Metadata-Version: 1.1
Name: AdvancedAnalytics
Version: 1.27
Summary: Python support for 'The Art and Science of Data Analytics'
Home-page: https://github.com/tandonneur/AdvancedAnalytics
Author: Edward R Jones
Author-email: ejones@tamu.edu
License: UNKNOWN
Description: AdvancedAnalytics
        ===================
        
        A collection of python modules, classes and methods for simplifying the use of machine learning solutions.  **AdvancedAnalytics** provides easy access to advanced tools in **Sci-Learn**, **NLTK** and other machine learning packages.  **AdvancedAnalytics** was developed to simplify learning python from the book *The Art and Science of Data Analytics*.
        
        Description
        ===========
        
        From a high level view, building machine learning applications typically proceeds through three stages:
        
            1. Data Preprocessing
            2. Modeling or Analytics
            3. Postprocessing
        
        The classes and methods in **AdvancedAnalytics** primarily support the first and last stages of machine learning applications. 
        
        Data scientists report they spend 80% of their total effort in first and last stages. The first stage, *data preprocessing*, is concerned with preparing the data for analysis.  This includes:
        
            1. identifying and correcting outliers, 
            2. imputing missing values, and 
            3. encoding data. 
        
        The last stage, *solution postprocessing*, involves developing graphic summaries of the solution, and metrics for evaluating the quality of the solution.
        
        Documentation and Examples
        ============================
        
        The API and documentation for all classes and examples are available at https://github.com/tandonneur/AdvancedAnalytics/. 
        
        Usage
        =====
        
        Currently the most popular usage is for supporting solutions developed using these advanced machine learning packages:
        
            * Sci-Learn
            * StatsModels
            * NLTK
        
        The intention is to expand this list to other packages.  This is a simple example for linear regression that uses the data map structure to preprocess data:
        
        .. code-block:: python
        
            from AdvancedAnalytics.ReplaceImputeEncode import DT
            from AdvancedAnalytics.ReplaceImputeEncode import ReplaceImputeEncode
            from AdvancedAnalytics.Tree import tree_regressor
            from sklearn.tree import DecisionTreeRegressor, export_graphviz 
            # Data Map Using DT, Data Types
            data_map = {
                "Salary":         [DT.Interval, (20000.0, 2000000.0)],
                "Department":     [DT.Nominal, ("HR", "Sales", "Marketing")] 
                "Classification": [DT.Nominal, (1, 2, 3, 4, 5)]
                "Years":          [DT.Interval, (18, 60)] }
            # Preprocess data from data frame df
            rie = ReplaceImputeEncode(data_map=data_map, interval_scaling=None,
                                      nominal_encoding= "SAS", drop=True)

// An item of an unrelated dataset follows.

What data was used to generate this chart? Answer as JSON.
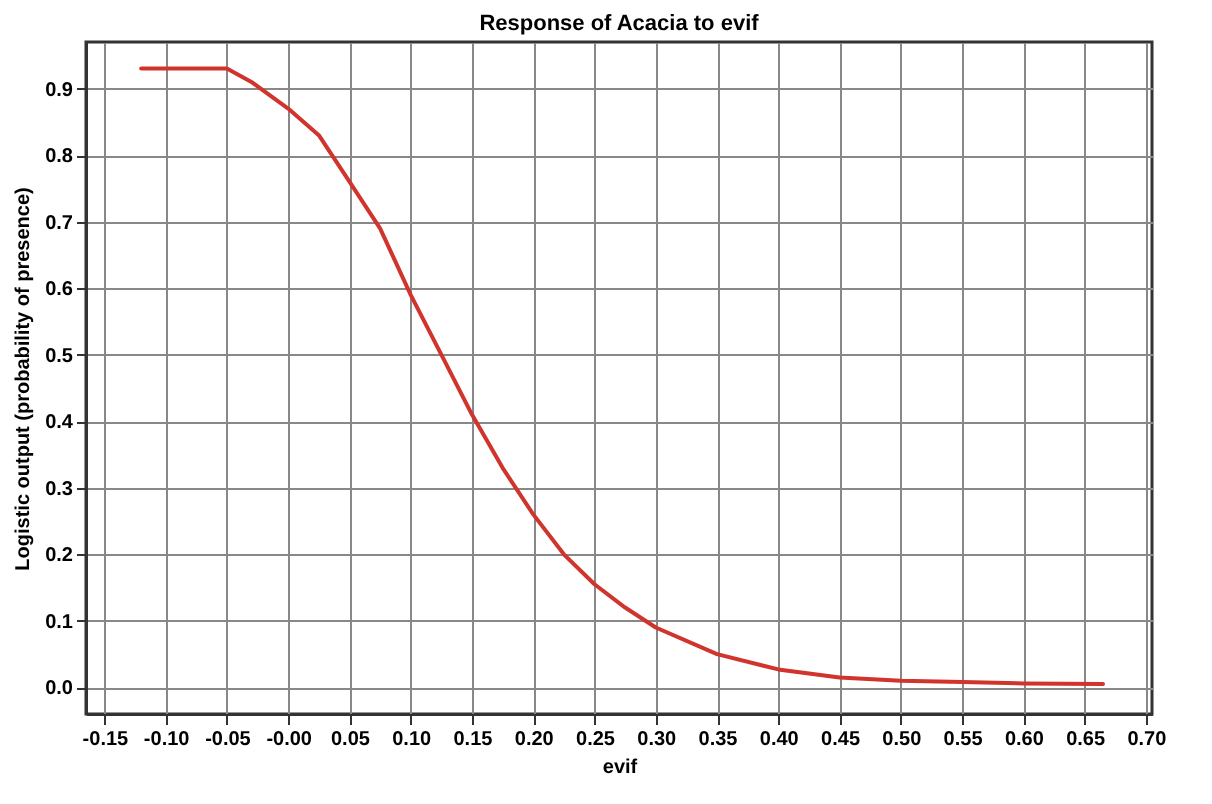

            encoded_df = rie.fit_transform(df)
            y = encoded_df["Salary"]
            X = encoded_df.drop("Salary", axis=1)
            dt = DecisionTreeRegressor(criterion= "gini", max_depth=4,
                                        min_samples_split=5, min_samples_leaf=5)
            dt = dt.fit(X,y)
            tree_regressor.display_importance(dt, encoded_df.columns)
            tree_regressor.display_metrics(dt, X, y)
        
        Current Modules and Classes
        =============================
        
        ReplaceImputeEncode
            Classes for Data Preprocessing
                * DT defines new data types used in the data dictionary
                * ReplaceImputeEncode a class for data preprocessing
        
        Regression
            Classes for Linear and Logistic Regression
                * linreg support for linear regressino
                * logreg support for logistic regression
                * stepwise a variable selection class
        
        Tree
            Classes for Decision Tree Solutions
                * tree_regressor support for regressor decision trees
                * tree_classifier support for classification decision trees
        
        Forest
            Classes for Random Forests
                * forest_regressor support for regressor random forests
                * forest_classifier support for classification random forests
        
        NeuralNetwork
            Classes for Neural Networks
                * nn_regressor support for regressor neural networks
                * nn_classifier support for classification neural networks
        
        Text
            Classes for Text Analytics
                * text_analysis support for topic analysis
                * text_plot for word clouds
                * sentiment_analysis support for sentiment analysis
        
        Internet
            Classes for Internet Applications
                * scrape support for web scrapping
                * metrics a class for solution metrics
        
        Installation and Dependencies
        =============================
        
        **AdvancedAnalytics** is designed to work on any operating system running python 3.  It can be installed using **pip** or **conda**.
        
        .. code-block:: python
        
            pip install AdvancedAnalytics
            # or
            conda install -c dr.jones AdvancedAnalytics
        
        General Dependencies
            There are dependencies.  Most classes import one or more modules from    
            **Sci-Learn**, referenced as *sklearn* in module imports, and 
            **StatsModels**.  These are both installed with the current version
            of **anaconda**.
        
        Installed with AdvancedAnalytics
            Most packages used by **AdvancedAnalytics** are automatically 
            installed with its installation.  These consist of the following 
            packages.
        
                * statsmodels
                * scikit-learn
                * scikit-image
                * nltk
                * pydotplus
        
        Other Dependencies
            The *Tree* and *Forest* modules plot decision trees and importance
            metrics using **pydotplus** and the **graphviz** packages.  These
            should also be automatically installed with **AdvancedAnalytics**.
        
            However, the **graphviz** install is sometimes not fully complete 
            with the conda install.  It may require an additional pip install.
        
            .. code-block:: python
        
                pip install graphviz
        
        Text Analytics Dependencies
            The *TextAnalytics* module uses the **NLTK**, **Sci-Learn**, and 
            **wordcloud** packages.  Usually these are also automatically 
            installed automatically with **AdvancedAnalytics**.  You can verify 
            they are installed using the following commands.
        
            .. code-block:: python
        
                conda list nltk
                conda list sci-learn
                conda list wordcloud
        
            However, when the **NLTK** package is installed, it does not 
            install the data used by the package.  In order to load the
            **NLTK** data run the following code once before using the 
            *TextAnalytics* module.
        
            .. code-block:: python
        
                #The following NLTK commands should be run once
                nltk.download("punkt")
                nltk.download("averaged_preceptron_tagger")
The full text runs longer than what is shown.